I doubt there ever was such a profusion of pianists on the Philharmonie de Paris stage before that evening: Martha Argerich, Stephen Kovacevich, Nicholas Angelich, the excellent Akane Sakai and Lilya Zilberstein and the Buniatishvili sisters. But pianists were not everything as they were joined by Renaud Capuçon (violin), Edgar Moreau, (cello), and percussionists Jean-Claude Gengembre and Camille Baslé, to play pieces of various format (piano solo, 4 hands, 2 pianos, chamber music…).

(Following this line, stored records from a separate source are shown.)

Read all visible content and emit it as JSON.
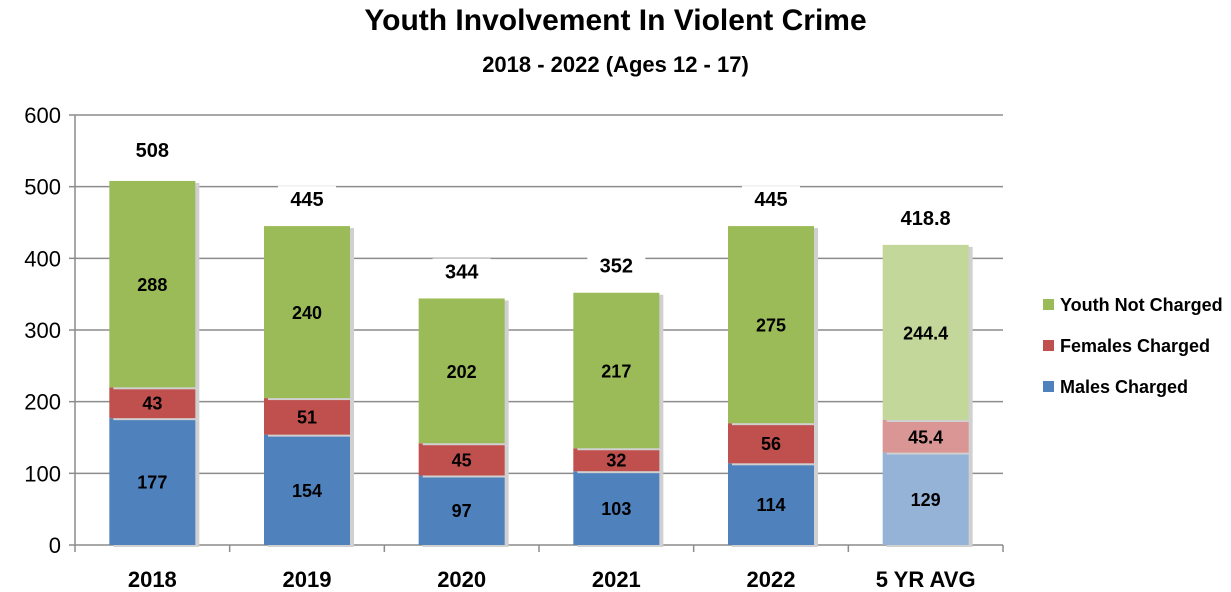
{
  "chart_data": {
    "type": "bar",
    "stacked": true,
    "title": "Youth Involvement In Violent Crime",
    "subtitle": "2018 - 2022 (Ages 12 - 17)",
    "categories": [
      "2018",
      "2019",
      "2020",
      "2021",
      "2022",
      "5 YR AVG"
    ],
    "series": [
      {
        "name": "Males Charged",
        "values": [
          177,
          154,
          97,
          103,
          114,
          129
        ],
        "labels": [
          "177",
          "154",
          "97",
          "103",
          "114",
          "129"
        ]
      },
      {
        "name": "Females Charged",
        "values": [
          43,
          51,
          45,
          32,
          56,
          45.4
        ],
        "labels": [
          "43",
          "51",
          "45",
          "32",
          "56",
          "45.4"
        ]
      },
      {
        "name": "Youth Not Charged",
        "values": [
          288,
          240,
          202,
          217,
          275,
          244.4
        ],
        "labels": [
          "288",
          "240",
          "202",
          "217",
          "275",
          "244.4"
        ]
      }
    ],
    "totals": [
      "508",
      "445",
      "344",
      "352",
      "445",
      "418.8"
    ],
    "colors": {
      "Males Charged": "#4f81bd",
      "Females Charged": "#c0504d",
      "Youth Not Charged": "#9bbb59"
    },
    "average_colors": {
      "Males Charged": "#95b3d7",
      "Females Charged": "#da9694",
      "Youth Not Charged": "#c4d79b"
    },
    "ylim": [
      0,
      600
    ],
    "yticks": [
      "0",
      "100",
      "200",
      "300",
      "400",
      "500",
      "600"
    ],
    "grid": true,
    "legend_position": "right"
  }
}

Martha Argerich & Stephen Kovacevich kicked off the evening with Claude Debussy Prélude à l’après-midi d’un faune, a rare but very interesting version. Then Stephen Kovacevich beautifully played Frédéric Chopin Mazurka op. 17 No. 4.
Next were Akane Sakai and Lilya Zilberstein playing Robert Schumann’s 6 Studies in the Form of Canons in their arrangement by Debussy. These rarely played pieces are nonetheless superb counterpoint miniatures – a tribute to Bach mastery – and were highly enjoyable under the fingers of the 2 pianists.
Next was Ravel’s La Valse by the Buniatishvili sisters – I believe it is the 1st time I’ve heard the piece in that format, and was not too enthusiastic about it – and an excerpt of Szymon Laks’s Sonata for cello and piano (3rd movement) with a text read by Annie Dutoit. If like me, you are unfamiliar with the name, Laks was a Polish composer and violinist, who moved to France and during WWII became head of the prisoners’ orchestra at Birkenau-Auschwitz ; after the war he kept on composing and wrote several books.